In late antiquity and throughout the middle ages, the positions of stars on the celestial sphere were obtained from the star catalogue of Ptolemaios. A catalogue based on new measurements appeared in 1437, with positions by Ulugh Beg, and magnitudes from the 10th-century astronomer al-Sufi. We provide machine-readable versions of these two star catalogues, based on the editions by Toomer (1998, Ptolemy’s Almagest, 2nd edn.) and Knobel (1917, Ulugh Beg’s catalogue of stars), and determine their accuracies by comparison with the modern Hipparcos Catalogue.

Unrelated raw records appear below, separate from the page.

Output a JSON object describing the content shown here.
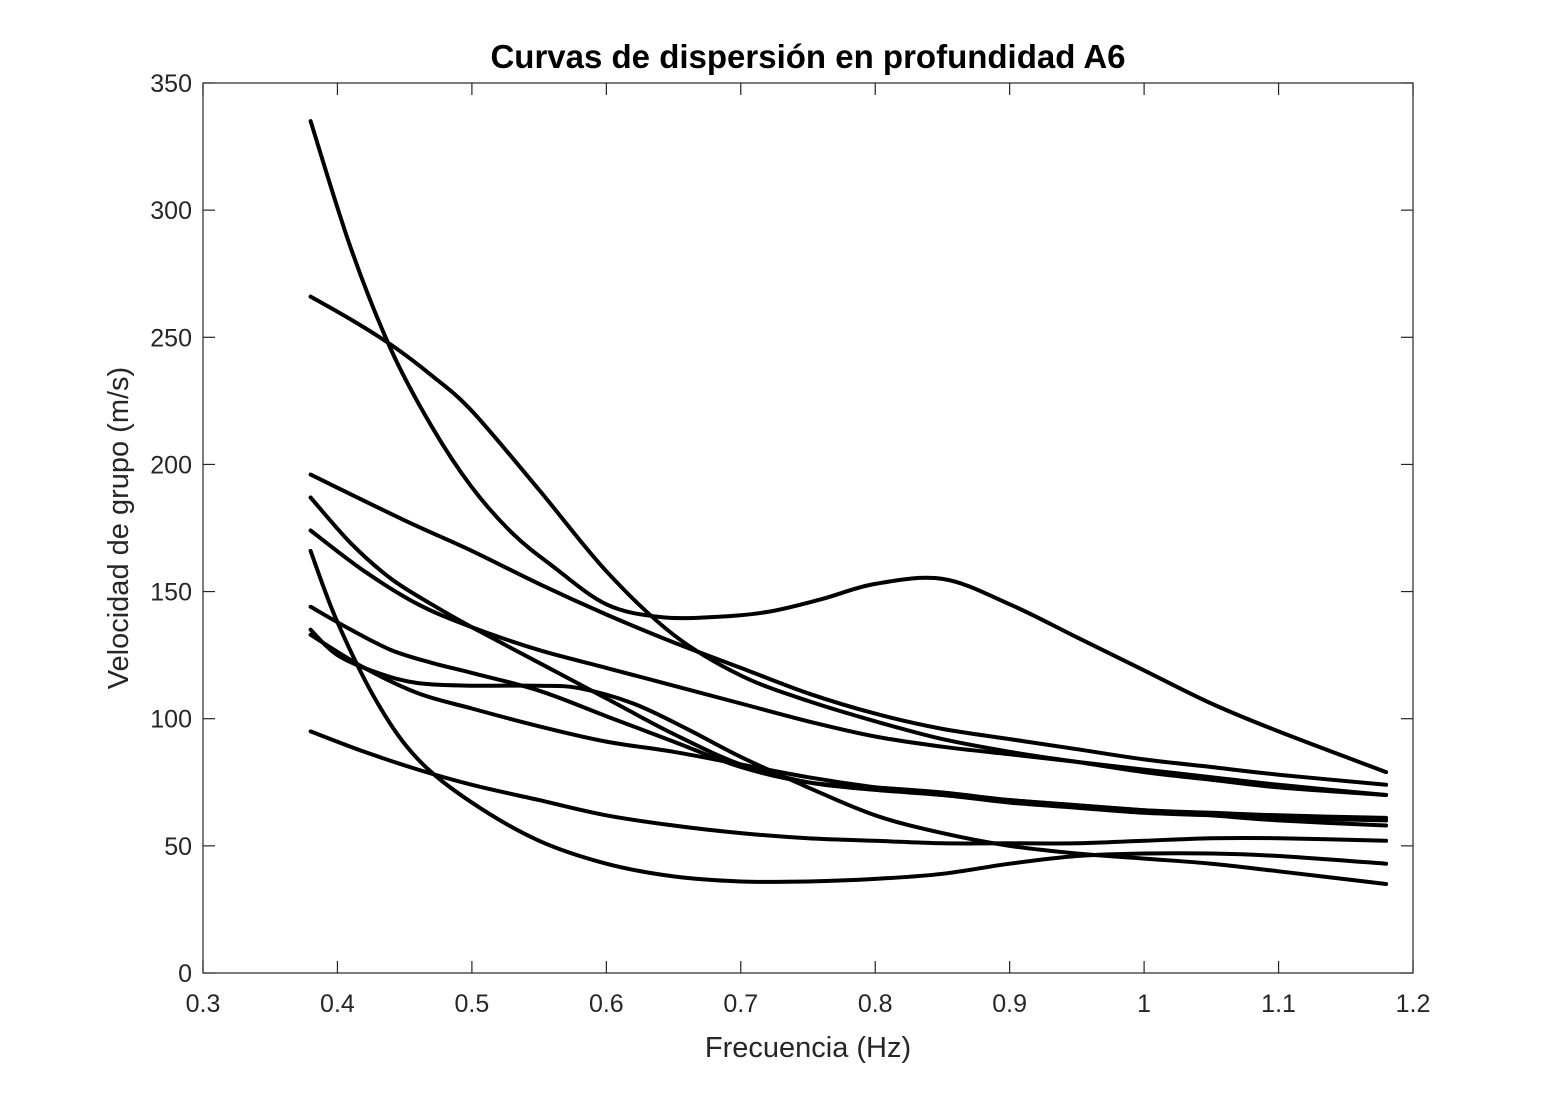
{
  "chart_data": {
    "type": "line",
    "title": "Curvas de dispersión en profundidad A6",
    "xlabel": "Frecuencia (Hz)",
    "ylabel": "Velocidad de grupo (m/s)",
    "xlim": [
      0.3,
      1.2
    ],
    "ylim": [
      0,
      350
    ],
    "xticks": [
      0.3,
      0.4,
      0.5,
      0.6,
      0.7,
      0.8,
      0.9,
      1,
      1.1,
      1.2
    ],
    "xtick_labels": [
      "0.3",
      "0.4",
      "0.5",
      "0.6",
      "0.7",
      "0.8",
      "0.9",
      "1",
      "1.1",
      "1.2"
    ],
    "yticks": [
      0,
      50,
      100,
      150,
      200,
      250,
      300,
      350
    ],
    "ytick_labels": [
      "0",
      "50",
      "100",
      "150",
      "200",
      "250",
      "300",
      "350"
    ],
    "grid": false,
    "colors": {
      "line": "#000000",
      "axis": "#262626",
      "background": "#ffffff"
    },
    "series": [
      {
        "x": [
          0.38,
          0.41,
          0.44,
          0.47,
          0.5,
          0.53,
          0.56,
          0.6,
          0.64,
          0.68,
          0.72,
          0.76,
          0.8,
          0.85,
          0.9,
          0.95,
          1.0,
          1.05,
          1.1,
          1.18
        ],
        "y": [
          335,
          285,
          245,
          215,
          191,
          173,
          160,
          145,
          140,
          140,
          142,
          147,
          153,
          155,
          145,
          132,
          119,
          106,
          95,
          79
        ]
      },
      {
        "x": [
          0.38,
          0.41,
          0.44,
          0.47,
          0.5,
          0.55,
          0.6,
          0.65,
          0.7,
          0.75,
          0.8,
          0.85,
          0.9,
          0.95,
          1.0,
          1.05,
          1.1,
          1.18
        ],
        "y": [
          266,
          257,
          247,
          235,
          221,
          190,
          158,
          133,
          117,
          107,
          99,
          92,
          87,
          83,
          79,
          76,
          73,
          70
        ]
      },
      {
        "x": [
          0.38,
          0.45,
          0.5,
          0.55,
          0.6,
          0.65,
          0.7,
          0.75,
          0.8,
          0.85,
          0.9,
          0.95,
          1.0,
          1.05,
          1.1,
          1.18
        ],
        "y": [
          196,
          178,
          166,
          153,
          141,
          130,
          120,
          110,
          102,
          96,
          92,
          88,
          84,
          81,
          78,
          74
        ]
      },
      {
        "x": [
          0.38,
          0.42,
          0.46,
          0.5,
          0.55,
          0.6,
          0.65,
          0.7,
          0.75,
          0.8,
          0.85,
          0.9,
          0.95,
          1.0,
          1.05,
          1.1,
          1.18
        ],
        "y": [
          174,
          158,
          145,
          136,
          127,
          120,
          113,
          106,
          99,
          93,
          89,
          86,
          83,
          80,
          77,
          74,
          70
        ]
      },
      {
        "x": [
          0.38,
          0.41,
          0.44,
          0.47,
          0.5,
          0.55,
          0.6,
          0.65,
          0.7,
          0.75,
          0.8,
          0.85,
          0.9,
          0.95,
          1.0,
          1.05,
          1.1,
          1.18
        ],
        "y": [
          187,
          169,
          155,
          145,
          136,
          122,
          108,
          94,
          82,
          75,
          72,
          70,
          67,
          65,
          63,
          62,
          61,
          60
        ]
      },
      {
        "x": [
          0.38,
          0.41,
          0.44,
          0.47,
          0.5,
          0.55,
          0.6,
          0.65,
          0.7,
          0.75,
          0.8,
          0.85,
          0.9,
          0.95,
          1.0,
          1.05,
          1.1,
          1.18
        ],
        "y": [
          144,
          135,
          127,
          122,
          118,
          111,
          101,
          91,
          81,
          75,
          73,
          71,
          68,
          66,
          64,
          62,
          60,
          58
        ]
      },
      {
        "x": [
          0.38,
          0.4,
          0.43,
          0.46,
          0.5,
          0.55,
          0.58,
          0.62,
          0.66,
          0.7,
          0.75,
          0.8,
          0.85,
          0.9,
          0.95,
          1.0,
          1.05,
          1.1,
          1.18
        ],
        "y": [
          135,
          125,
          118,
          114,
          113,
          113,
          112,
          106,
          96,
          85,
          73,
          62,
          55,
          50,
          47,
          45,
          43,
          40,
          35
        ]
      },
      {
        "x": [
          0.38,
          0.42,
          0.46,
          0.5,
          0.55,
          0.6,
          0.65,
          0.7,
          0.75,
          0.8,
          0.85,
          0.9,
          0.95,
          1.0,
          1.05,
          1.1,
          1.18
        ],
        "y": [
          133,
          120,
          110,
          104,
          97,
          91,
          87,
          82,
          77,
          73,
          70,
          68,
          66,
          64,
          63,
          62,
          61
        ]
      },
      {
        "x": [
          0.38,
          0.4,
          0.43,
          0.46,
          0.5,
          0.55,
          0.6,
          0.65,
          0.7,
          0.75,
          0.8,
          0.85,
          0.9,
          0.95,
          1.0,
          1.05,
          1.1,
          1.18
        ],
        "y": [
          166,
          138,
          106,
          84,
          67,
          52,
          43,
          38,
          36,
          36,
          37,
          39,
          43,
          46,
          47,
          47,
          46,
          43
        ]
      },
      {
        "x": [
          0.38,
          0.42,
          0.46,
          0.5,
          0.55,
          0.6,
          0.65,
          0.7,
          0.75,
          0.8,
          0.85,
          0.9,
          0.95,
          1.0,
          1.05,
          1.1,
          1.18
        ],
        "y": [
          95,
          87,
          80,
          74,
          68,
          62,
          58,
          55,
          53,
          52,
          51,
          51,
          51,
          52,
          53,
          53,
          52
        ]
      }
    ]
  }
}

The magnitudes in the catalogues correlate well with modern visual magnitudes; the indication “faint” by Ptolemaios is found to correspond to his magnitudes 5 and 6. Gaussian fits to the error distributions in longitude/latitude give widths σ ≃ 27′/23′ in the range |Δλ,Δβ| < 50′ for Ptolemaios and σ ≃ 22′/18′ in Ulugh Beg. Fits to the range |Δλ,Δβ| < 100′ gives 10−15% larger widths, showing that the error distributions are broader than Gaussians. The fraction of stars with positions wrong by more than 150′ is about 2% for Ptolemaios and 0.1% in Ulugh Beg; the numbers of unidentified stars are 1 in Ptolemaios and 3 in Ulugh Beg. These numbers testify to the excellent quality of both star catalogues (as edited by Toomer and Knobel).